Through the IntraFi Network Deposits, millionaires can enjoy the peace of mind that comes with knowing their substantial deposits are fully insured, without the need to open accounts at numerous banks manually.

The Investment Alternative: Cash Management Accounts

Millionaires understand the importance of diversification, and while insured bank accounts provide a solid foundation, they often seek additional investment opportunities. Cash management accounts offered by brokerages can be an attractive option, as they typically feature a sweep feature that automatically moves excess funds into FDIC-insured deposit accounts at member banks.

By utilizing cash management accounts, millionaires can benefit from the potential growth of their investments while simultaneously enjoying the protection of FDIC insurance for their cash holdings.

Low-Risk Investments: Treasuries and Government Bonds

While not technically an insurance mechanism, millionaires also allocate a portion of their wealth to low-risk investments, such as Treasury securities and government bonds. These investments are considered among the safest due to their backing by the U.S. government, providing a layer of protection against market volatility and economic downturns.

By diversifying their portfolios with a mix of insured bank accounts and low-risk investments, millionaires can strike a balance between preserving their wealth and generating returns.

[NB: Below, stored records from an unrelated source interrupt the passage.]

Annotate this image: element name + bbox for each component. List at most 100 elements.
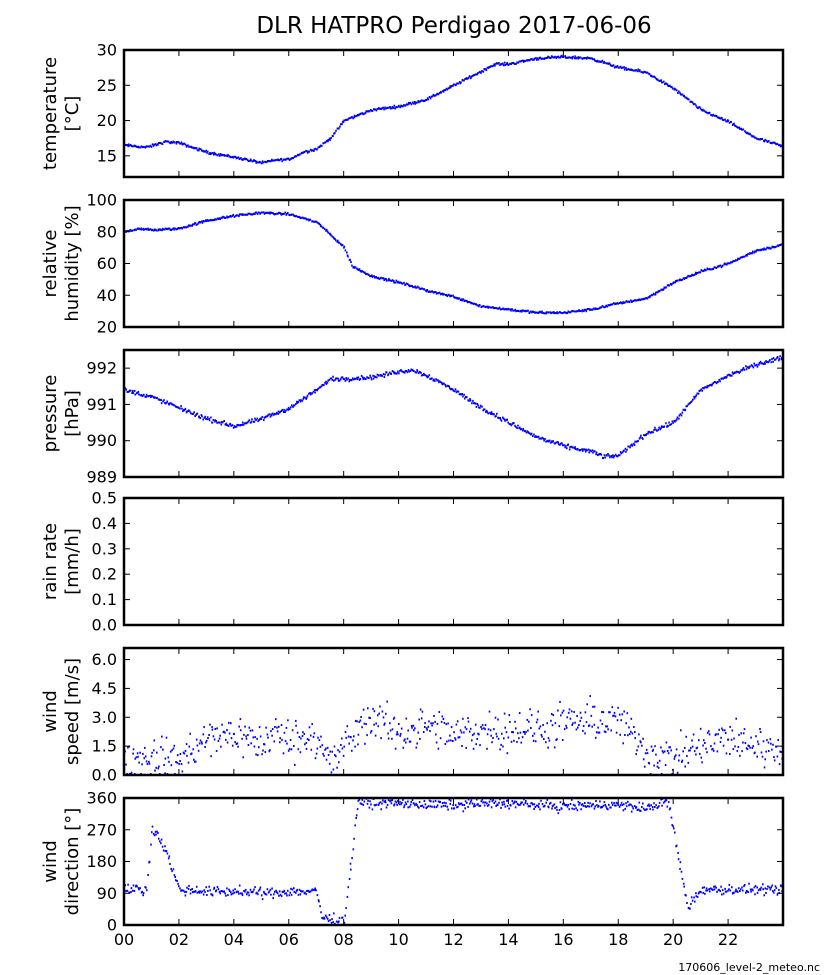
data-point-wind_speed xyxy=(169,750,172,753)
data-point-pressure xyxy=(372,374,374,377)
data-point-wind_speed xyxy=(678,754,681,757)
data-point-wind_speed xyxy=(759,728,761,730)
data-point-humidity xyxy=(201,221,204,224)
data-point-pressure xyxy=(401,370,403,373)
data-point-wind_speed xyxy=(283,731,286,734)
data-point-wind_speed xyxy=(385,712,387,715)
data-point-temperature xyxy=(389,106,391,108)
data-point-pressure xyxy=(630,444,632,447)
data-point-humidity xyxy=(260,211,263,214)
data-point-pressure xyxy=(360,374,363,377)
data-point-wind_direction xyxy=(677,851,679,854)
data-point-wind_speed xyxy=(576,715,578,717)
data-point-wind_direction xyxy=(478,804,480,807)
data-point-humidity xyxy=(325,228,328,231)
ytick-label-rain: 0.3 xyxy=(92,539,117,558)
data-point-wind_speed xyxy=(634,731,636,733)
data-point-wind_speed xyxy=(590,714,593,717)
data-point-pressure xyxy=(681,411,684,414)
data-point-pressure xyxy=(437,379,439,382)
data-point-pressure xyxy=(240,424,242,426)
data-point-humidity xyxy=(464,299,466,302)
data-point-temperature xyxy=(753,135,755,138)
data-point-humidity xyxy=(606,305,609,308)
data-point-temperature xyxy=(594,59,596,62)
data-point-humidity xyxy=(416,286,418,289)
data-point-temperature xyxy=(559,56,562,59)
ytick-label-wind_direction: 360 xyxy=(86,789,117,808)
data-point-humidity xyxy=(199,221,202,224)
data-point-humidity xyxy=(215,218,218,221)
data-point-humidity xyxy=(780,243,782,246)
data-point-wind_speed xyxy=(326,746,329,749)
data-point-wind_direction xyxy=(474,805,476,807)
chart-title: DLR HATPRO Perdigao 2017-06-06 xyxy=(256,13,651,39)
data-point-wind_speed xyxy=(350,736,352,739)
data-point-wind_direction xyxy=(416,804,418,806)
data-point-pressure xyxy=(529,432,531,435)
data-point-humidity xyxy=(338,241,341,244)
data-point-pressure xyxy=(582,449,584,452)
data-point-pressure xyxy=(620,452,623,455)
data-point-wind_direction xyxy=(635,806,638,809)
data-point-pressure xyxy=(182,410,184,413)
data-point-humidity xyxy=(649,294,651,297)
data-point-temperature xyxy=(247,160,250,163)
data-point-temperature xyxy=(360,112,363,115)
data-point-humidity xyxy=(570,310,573,313)
data-point-wind_direction xyxy=(721,889,724,892)
data-point-pressure xyxy=(621,451,624,454)
data-point-wind_direction xyxy=(642,802,644,805)
data-point-wind_speed xyxy=(609,711,611,714)
data-point-wind_speed xyxy=(597,726,599,729)
data-point-wind_speed xyxy=(773,759,776,762)
data-point-wind_speed xyxy=(454,738,457,741)
data-point-humidity xyxy=(334,238,336,240)
data-point-wind_speed xyxy=(593,705,596,708)
data-point-temperature xyxy=(632,69,635,72)
data-point-wind_speed xyxy=(696,746,699,749)
data-point-wind_direction xyxy=(357,799,360,802)
data-point-pressure xyxy=(504,419,506,422)
data-point-temperature xyxy=(383,108,385,111)
data-point-wind_direction xyxy=(173,874,176,877)
data-point-pressure xyxy=(595,451,598,454)
data-point-temperature xyxy=(697,106,700,109)
data-point-temperature xyxy=(735,125,737,128)
data-point-wind_direction xyxy=(171,870,173,873)
data-point-temperature xyxy=(700,108,703,111)
data-point-wind_direction xyxy=(568,808,570,811)
data-point-wind_speed xyxy=(434,720,436,723)
data-point-pressure xyxy=(253,420,256,423)
data-point-temperature xyxy=(195,147,198,150)
data-point-wind_direction xyxy=(753,886,756,889)
data-point-pressure xyxy=(191,412,194,415)
data-point-pressure xyxy=(219,421,221,424)
data-point-pressure xyxy=(676,418,678,421)
data-point-pressure xyxy=(244,422,247,425)
data-point-pressure xyxy=(199,417,202,419)
data-point-wind_speed xyxy=(158,765,160,768)
data-point-wind_speed xyxy=(340,744,342,746)
data-point-wind_speed xyxy=(544,730,546,733)
data-point-pressure xyxy=(675,419,677,422)
data-point-wind_speed xyxy=(595,731,598,734)
data-point-temperature xyxy=(506,61,508,64)
data-point-wind_speed xyxy=(604,731,607,733)
data-point-humidity xyxy=(487,306,489,309)
data-point-humidity xyxy=(777,245,780,247)
data-point-pressure xyxy=(420,371,422,374)
data-point-wind_speed xyxy=(230,737,233,740)
data-point-humidity xyxy=(695,272,698,275)
data-point-pressure xyxy=(551,440,554,443)
data-point-wind_speed xyxy=(762,740,765,743)
data-point-temperature xyxy=(702,108,704,111)
data-point-humidity xyxy=(644,297,646,300)
data-point-temperature xyxy=(577,56,580,59)
data-point-wind_speed xyxy=(404,738,406,741)
data-point-wind_direction xyxy=(194,890,197,893)
data-point-humidity xyxy=(371,276,374,278)
data-point-wind_speed xyxy=(195,738,198,741)
data-point-pressure xyxy=(461,393,464,395)
data-point-pressure xyxy=(543,439,545,442)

The Millionaire’s Mindset: Prudence and Diversification

At the core of millionaires’ wealth management strategies lies a fundamental principle: prudence. While they may have achieved significant financial success, millionaires understand the importance of safeguarding their wealth against unforeseen circumstances.

By diversifying their holdings across various insured accounts, low-risk investments, and potentially alternative assets, millionaires can mitigate the risks associated with concentrating their wealth in a single institution or investment vehicle.

Seeking Professional Guidance

Managing substantial wealth can be a complex endeavor, and many millionaires recognize the value of seeking professional guidance from financial advisors and wealth managers. These experts can provide personalized advice, tailored to the unique needs and goals of each individual, ensuring that their wealth is protected and strategically allocated for long-term growth and preservation.


In the world of wealth management, insuring one’s money is not a luxury but a necessity. Millionaires understand this truth and employ a multifaceted approach to safeguarding their fortunes. From FDIC-insured accounts to low-risk investments and professional guidance, they leave no stone unturned in their pursuit of financial security.

While the specific strategies may vary, the underlying principles remain constant: diversification, prudence, and a relentless commitment to protecting their hard-earned wealth. By following in the footsteps of millionaires, we too can embrace these principles and pave the way towards a more secure financial future.

Where do Millionaires Bank their Money


How do rich people keep their money insured?

Millionaires don’t worry about FDIC insurance. Their money is held in their name and not the name of the custodial private bank. Other millionaires have safe deposit boxes full of cash denominated in many different currencies.

Do millionaires keep their money in the bank?

Millionaires also bank differently than the rest of us. Any bank accounts they have are handled by a private banker who probably also manages their wealth. There is no standing in line at the teller’s window. Studies indicate that millionaires may have, on average, as much as 25% of their money in cash.

What happens if you have more than 250k in the bank?

The FDIC insures up to $250,000 per account holder, insured bank and ownership category in the event of bank failure. If you have more than $250,000 in the bank, or you’re approaching that amount, you may want to structure your accounts to make sure your funds are covered.

How rich people protect their wealth?

The wealthy often use trusts to safeguard their money and minimize their tax burden. While trusts can be created by anyone, many people in the middle class are unaware of the advantages they offer. As a result, they miss out on financial benefits and asset protection.